In squirrel, performance in iterstream can be calculated and logged. This is done by applying an extra method :pymonitor() into the original chaining iterstream. It can be added into any step in the above example where it is defined. For example, you can add .monitor(callback=wandb.log) right after async_map(times_two) Then the performance of all the previous steps combined will be calculated at this point and the calculated metrics will be passed to any user-specified callback such as :pywandb.log.

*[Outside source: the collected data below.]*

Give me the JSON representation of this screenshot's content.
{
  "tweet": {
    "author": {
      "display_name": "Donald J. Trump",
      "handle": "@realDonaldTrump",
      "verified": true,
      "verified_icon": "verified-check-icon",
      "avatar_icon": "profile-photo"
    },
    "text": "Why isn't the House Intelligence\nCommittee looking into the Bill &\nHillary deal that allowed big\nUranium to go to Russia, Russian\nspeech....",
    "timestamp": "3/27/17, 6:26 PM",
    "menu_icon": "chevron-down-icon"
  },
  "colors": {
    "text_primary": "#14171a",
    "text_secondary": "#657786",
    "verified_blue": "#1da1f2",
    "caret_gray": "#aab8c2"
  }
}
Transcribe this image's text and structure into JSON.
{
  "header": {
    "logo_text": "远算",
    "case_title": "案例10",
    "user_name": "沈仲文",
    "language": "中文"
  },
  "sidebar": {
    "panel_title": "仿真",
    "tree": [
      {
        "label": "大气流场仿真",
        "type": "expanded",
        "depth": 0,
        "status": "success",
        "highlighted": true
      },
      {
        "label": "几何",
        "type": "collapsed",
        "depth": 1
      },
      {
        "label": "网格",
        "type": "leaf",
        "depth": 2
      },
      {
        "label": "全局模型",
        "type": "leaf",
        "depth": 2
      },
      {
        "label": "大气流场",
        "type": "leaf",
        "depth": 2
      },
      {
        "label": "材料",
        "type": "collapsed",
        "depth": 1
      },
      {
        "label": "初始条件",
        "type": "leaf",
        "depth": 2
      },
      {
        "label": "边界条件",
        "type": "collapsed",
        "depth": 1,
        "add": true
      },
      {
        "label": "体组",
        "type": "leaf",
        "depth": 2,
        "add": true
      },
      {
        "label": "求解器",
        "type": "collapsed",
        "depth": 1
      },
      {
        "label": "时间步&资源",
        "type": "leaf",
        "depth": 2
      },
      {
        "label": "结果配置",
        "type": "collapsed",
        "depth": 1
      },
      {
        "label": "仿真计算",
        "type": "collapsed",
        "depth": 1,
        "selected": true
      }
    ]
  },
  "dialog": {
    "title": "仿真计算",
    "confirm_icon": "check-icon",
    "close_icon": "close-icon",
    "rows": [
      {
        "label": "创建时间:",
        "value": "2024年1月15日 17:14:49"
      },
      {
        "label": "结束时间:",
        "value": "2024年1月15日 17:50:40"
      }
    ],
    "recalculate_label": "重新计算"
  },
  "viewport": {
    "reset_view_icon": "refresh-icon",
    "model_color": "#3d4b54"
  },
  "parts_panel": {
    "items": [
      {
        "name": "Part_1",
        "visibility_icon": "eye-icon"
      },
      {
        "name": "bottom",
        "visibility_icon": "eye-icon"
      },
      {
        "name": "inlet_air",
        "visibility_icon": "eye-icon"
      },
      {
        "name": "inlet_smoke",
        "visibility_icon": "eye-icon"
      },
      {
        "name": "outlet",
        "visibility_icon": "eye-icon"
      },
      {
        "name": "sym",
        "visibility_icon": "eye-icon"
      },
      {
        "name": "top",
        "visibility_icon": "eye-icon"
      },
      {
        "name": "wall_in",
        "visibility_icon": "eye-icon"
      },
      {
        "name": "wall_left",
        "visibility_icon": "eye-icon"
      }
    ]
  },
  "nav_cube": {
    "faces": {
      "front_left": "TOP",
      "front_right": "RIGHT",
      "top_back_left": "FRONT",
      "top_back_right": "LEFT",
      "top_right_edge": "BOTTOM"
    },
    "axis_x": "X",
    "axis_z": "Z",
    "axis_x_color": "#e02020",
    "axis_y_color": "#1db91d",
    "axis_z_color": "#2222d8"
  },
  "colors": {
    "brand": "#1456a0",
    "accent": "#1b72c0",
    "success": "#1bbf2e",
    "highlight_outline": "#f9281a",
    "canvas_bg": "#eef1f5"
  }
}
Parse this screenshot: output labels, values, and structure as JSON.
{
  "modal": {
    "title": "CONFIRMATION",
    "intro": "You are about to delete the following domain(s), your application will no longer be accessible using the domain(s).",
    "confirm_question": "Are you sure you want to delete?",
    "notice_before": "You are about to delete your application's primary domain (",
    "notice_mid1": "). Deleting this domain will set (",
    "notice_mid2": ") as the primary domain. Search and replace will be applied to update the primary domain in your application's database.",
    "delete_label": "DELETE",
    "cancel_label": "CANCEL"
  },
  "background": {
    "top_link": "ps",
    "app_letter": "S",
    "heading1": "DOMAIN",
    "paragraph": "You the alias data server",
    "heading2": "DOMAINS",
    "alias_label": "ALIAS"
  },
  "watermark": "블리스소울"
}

The following is a complete example:

import wandb
import mlflow
import numpy as np

def times_two(x: float) -> float:
    return x * 2

samples = [np.random.rand(10, 10) for i in range(10 ** 4)]
batch_size = 5

with wandb.init(): # or mlflow.start_run()
    it = (
        IterableSource(samples)
        .async_map(times_two)
        .monitor(wandb.log) # or mlflow.log_metrics
        .batched(batch_size)
    )
    it.collect() # or it.take(<some int>).join()

This will create an iterstream with the same transformation logics as it was without the method monitor, but the calculated metrics at step async_map is sent to the callback function wandb.log. (The calculated metrics is of type Dict[str, [int, float]], therefore any function takes such argument can be used to plug into the callback of monitor.)

By default, monitor calculates two metrics: Input/output operations per second (IOPS) and throughput. However, this can be configured by passing a data class :pysquirrel.metrics.MetricsConf to the argument metrics_conf in monitor. For details, see :pysquirrel.iterstream.metrics.

Monitoring at different locations in an iterstream in one run can be achieved by inserting monitor with different `prefix`:

with wandb.init(): # or mlflow.start_run()
    it = (
        IterableSource(samples)
        .monitor(wandb.log, prefix="(before async_map) ")
        .async_map(times_two)
        .monitor(wandb.log, prefix="(after async_map) ") # or mlflow.log_metrics
        .batched(batch_size)
    )
    it.collect() # or it.take(<some int>).join()

This will generate 4 instead of 2 metrics with each original metric bifurcate into two with different prefixes to track at which point the metrics are generated. (This does not interfere with metrics_conf which determines which metrics should be used in each monitor.)